Understanding Group Purchase Organizations


A healthcare group purchasing organization (GPO) is a business that negotiates pricing on medical & non-medical products, equipment & services on behalf of healthcare facilities such as hospitals and clinics. As a result, GPOs are a critical component of the healthcare system right now and understanding how they work within your healthcare facility is critical.

What exactly is a Group Purchasing Organization (GPO)?

A Group Purchasing Organization is a company that assists healthcare facilities, such as hospitals and clinics, in finding cost reductions and process efficiencies. GPOs vary greatly in size, ownership, and services offered to members; however, they all operate under an income model based on charging vendors, suppliers, and manufacturers fees to use their services.

It is currently estimated that up to 98 percent of hospitals in the United States use GPO contracts for purchasing1.

These GPOs improve supply sales processes, allowing healthcare facilities to save money and have more streamlined purchasing controls.

It is critical to understand that a GPO does not purchase healthcare products. Instead, their priority is to reduce operating costs for their members while improving service quality. They frequently have tens of thousands of product options, which contributes to them being a more efficient purchasing alternative. Furthermore, GPOs provide various financial and logistical reporting, which aids in the simplification of management and procurement activities.

What advantages do GPOs provide?

According to the Healthcare Supply Chain Association (HSCA), GPOs saved the US healthcare system up to $34.1 billion in 20161, with hospitals benefiting from a large portion of these savings. Furthermore, in a nationwide survey of executives conducted by the University of Pennsylvania2, respondents strongly agreed or agreed that GPOs generate:

• Savings from lower prices (88%)
• Proven cost savings and enhancements (86%)
• Cost savings from contract standardization (84%)
• Cost savings from providing the market price point (73%)
• Cost savings from information technology (64%)

GPOs operate on the basis of membership, creating membership value opportunities through cost-reduction strategies, pre-negotiated contracts, state of the art technology, and professional services to attract healthcare providers. This “incentive structure” provides evidence that GPOs will reduce rather than increase provider costs, which is also strongly supported in economic literature.

Aside from healthcare savings, facilities are increasing their reliance on GPOs to help manage other complexities in healthcare purchasing. To meet these demands, GPOs are actively working to broaden their offerings beyond cost-cutting assistance, such as data analysis, benchmarking, and innovative technology integration. GPO networks are also actively working to standardize product use in healthcare facilities in order to improve patient care and increase efficiency of day to day operations.

How do Hospital Organizations Partner up with GPOs?

Working with a medical group purchasing organization involves layers of negotiation and ongoing internal communication to determine the best purchasing options. It typically entails the following steps:
1. The majority of organizations will make purchasing decisions by committee, which will include individuals from various roles throughout the facility. These committees will then decide which products are necessary and relevant for purchase.

2. Once product decisions are made, then sourcing options are considered. The group purchasing organization can negotiate contracts on behalf of its members individually or for the entire membership with manufacturers, distributors, suppliers, and vendors. The member can source through the GPO contract.

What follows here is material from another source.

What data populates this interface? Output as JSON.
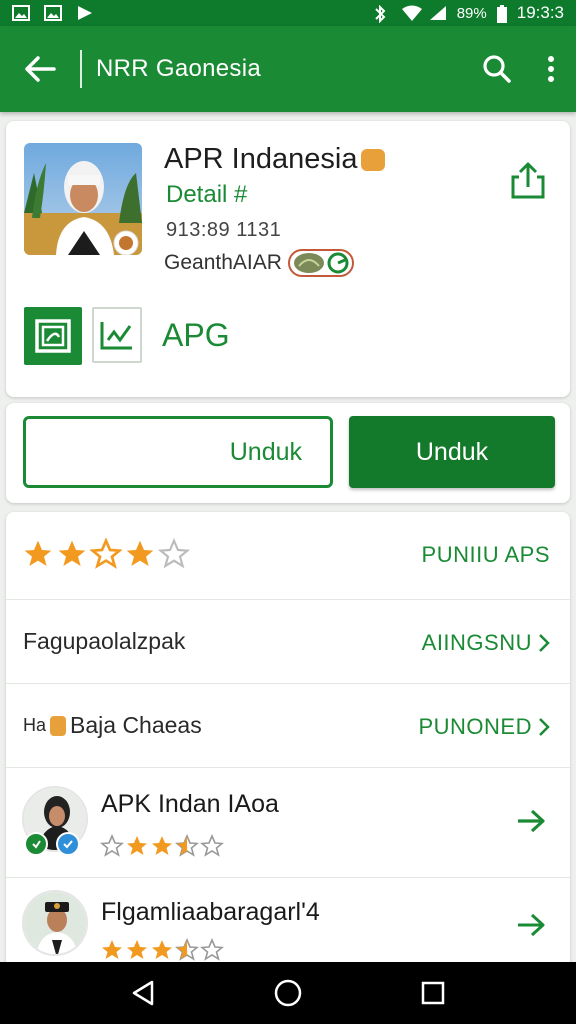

3. After the GPO contract is completed, the healthcare facility must still decide which products are approved for use in their facility. They will then be able to purchase these products based on the GPO-negotiated contracts.

Working with BMGP will ensure that the steps mentioned above are less lengthy & frequent as the case might be with other GPOs in general.

It is critical to remember that GPOs do not purchase products; rather, they are the driving force behind the contracts that lead to purchasing through the applicable healthcare facility. If a product is on contract within your facility, ordering it should be simple. Having a product on contract within a GPO simplifies the purchasing process, allowing you to get the products or services you need faster, easier & at reduced cost.